Of course, there are areas of medicine, from antibiotics and vaccines to early detection of certain tumors, where the benefits are certain to a great extent, although some of them are questionable with newer evidence. The antibiotic resistance is a time bomb which could burst any moment. A lot of things we absolutely believe at the moment based on our intuition are ultimately absolutely wrong. Large randomized studies did not deliver the goods as expected because we have been treating the human body as bio-medical electromechanical machine like a car engine. Human body is much more complicated and follows totally different rules of the game. We need to think afresh. So it’s no surprise that up to one-third of clinical studies lead to conclusions that are later overturned, according to a recent paper in JAMA. Even when common treatments are proved to be dubious, physicians don’t rush to change their practice. They may still firmly believe in the treatment — or in the money it brings in. With proof about medical outcomes lacking, one possible solution is educating patients about the uncertainties. “The popular version of evidence-based medicine is about proving things,” “but it is really about transparency — being clear about what we know and don’t know. I wrote the following letter to the editor in the BMJ this week.


Medical science, or for that matter, any other science, can never be certain of the future unless the total knowledge of the initial state of the organism is known. In this particular case, where the sub-arachnoid haemorrhage must have been very severe, there is no way the doctors in charge could have predicted a happy outcome, although it is certainly possible to have such happy ending to the sordid drama. These are exceptions which go to prove the rule. Doctors have been predicting the unpredictable all through. Human body has two attractors, the chaotic dynamic attractor called health and the static attractor called death, in phase space. Disease is a state where the patient falls outside the healthy chaotic attractor. In the majority of situations s/he gets attracted back to the “healthy chaos”. Rarely, though, s/he can never ever be brought back to the healthy attractor despite all the hi-tech stuff that we boast of!
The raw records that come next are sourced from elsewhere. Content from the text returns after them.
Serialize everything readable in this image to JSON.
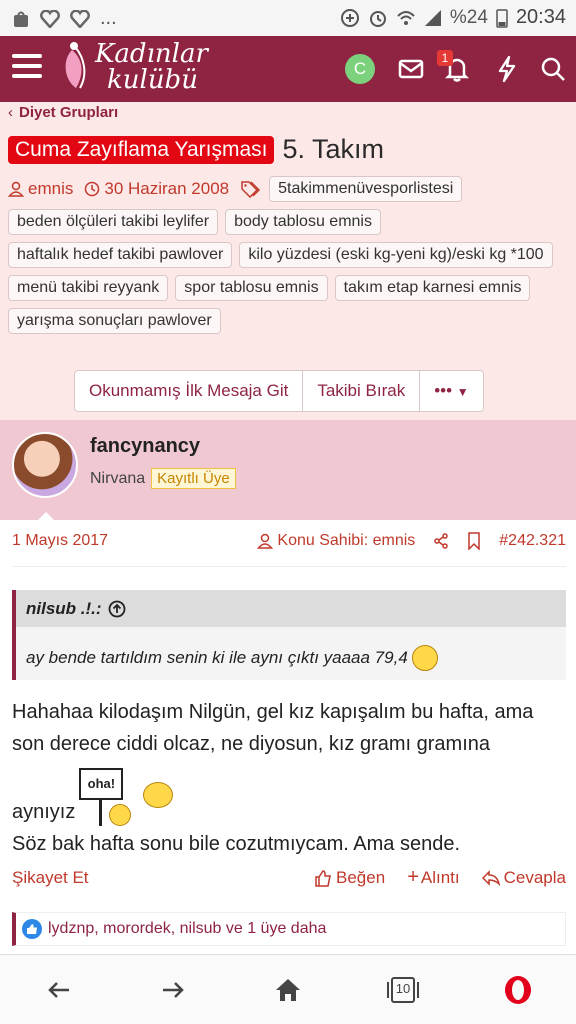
{
  "status_bar": {
    "battery": "%24",
    "time": "20:34"
  },
  "app": {
    "logo_line1": "Kadınlar",
    "logo_line2": "kulübü",
    "avatar_letter": "C",
    "notification_count": "1"
  },
  "breadcrumb": "Diyet Grupları",
  "thread": {
    "prefix": "Cuma Zayıflama Yarışması",
    "title": "5. Takım",
    "author": "emnis",
    "date": "30 Haziran 2008",
    "tags": [
      "5takimmenüvesporlistesi",
      "beden ölçüleri takibi leylifer",
      "body tablosu emnis",
      "haftalık hedef takibi pawlover",
      "kilo yüzdesi (eski kg-yeni kg)/eski kg *100",
      "menü takibi reyyank",
      "spor tablosu emnis",
      "takım etap karnesi emnis",
      "yarışma sonuçları pawlover"
    ],
    "buttons": {
      "unread": "Okunmamış İlk Mesaja Git",
      "unwatch": "Takibi Bırak",
      "more": "•••"
    }
  },
  "post": {
    "username": "fancynancy",
    "user_title": "Nirvana",
    "user_badge": "Kayıtlı Üye",
    "date": "1 Mayıs 2017",
    "thread_starter": "Konu Sahibi: emnis",
    "post_number": "#242.321",
    "quote_author": "nilsub .!.:",
    "quote_text": "ay bende tartıldım senin ki ile aynı çıktı yaaaa 79,4",
    "body_line1": "Hahahaa kilodaşım Nilgün, gel kız kapışalım bu hafta, ama son derece ciddi olcaz, ne diyosun, kız gramı gramına",
    "body_line2": "aynıyız",
    "body_line3": "Söz bak hafta sonu bile cozutmıycam. Ama sende.",
    "sign_text": "oha!",
    "report": "Şikayet Et",
    "like": "Beğen",
    "quote_btn": "Alıntı",
    "reply": "Cevapla",
    "likes_text": "lydznp, morordek, nilsub ve 1 üye daha"
  },
  "browser": {
    "tabs_count": "10"
  }
}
I can visualise the misunderstanding in the minds of the lay people, who have been brought up to believe that we doctors are omnipotent in the face of serious illnesses, but it is surprising that the medical profession is not aware of our inability to predict the future of the human organism under any circumstance with certainty. Uncertainty is the only certainty in human health and disease.  If one has been in practice for a considerable time, one would have noticed that even in trivial illnesses, where one could be sure of a positive outcome, the patient surprisingly could even meet his maker! Isaac Newton’s laws of deterministic predictability do tell us that to predict the future of the Universe one should know the position of each and every single particle in this world, which is impossible. Weather predictions rarely come true, necessitating Edward Lawrence to propose the new hypothesis of the “butterfly effect”.


Even with the help of the gamma ray microscope one finds it impossible to say what happens to a particular electron after one stops looking at it. One does not even know what the electron does when one is not looking at it! Erwin Schr?dinger’s cat hypothesis is a good proof of the above truth. The human body is much more complex than all those, especially under disease conditions. Let us educate the public that doctors are not capable of predicting the future in any disease set up and, therefore, doctors should have faith and hope even in the most desperate situations. If this is understood then the question of lawyers coming into the picture does not arise. Empathetic transparent communication and good record keeping are the best insurance against malpractice suits.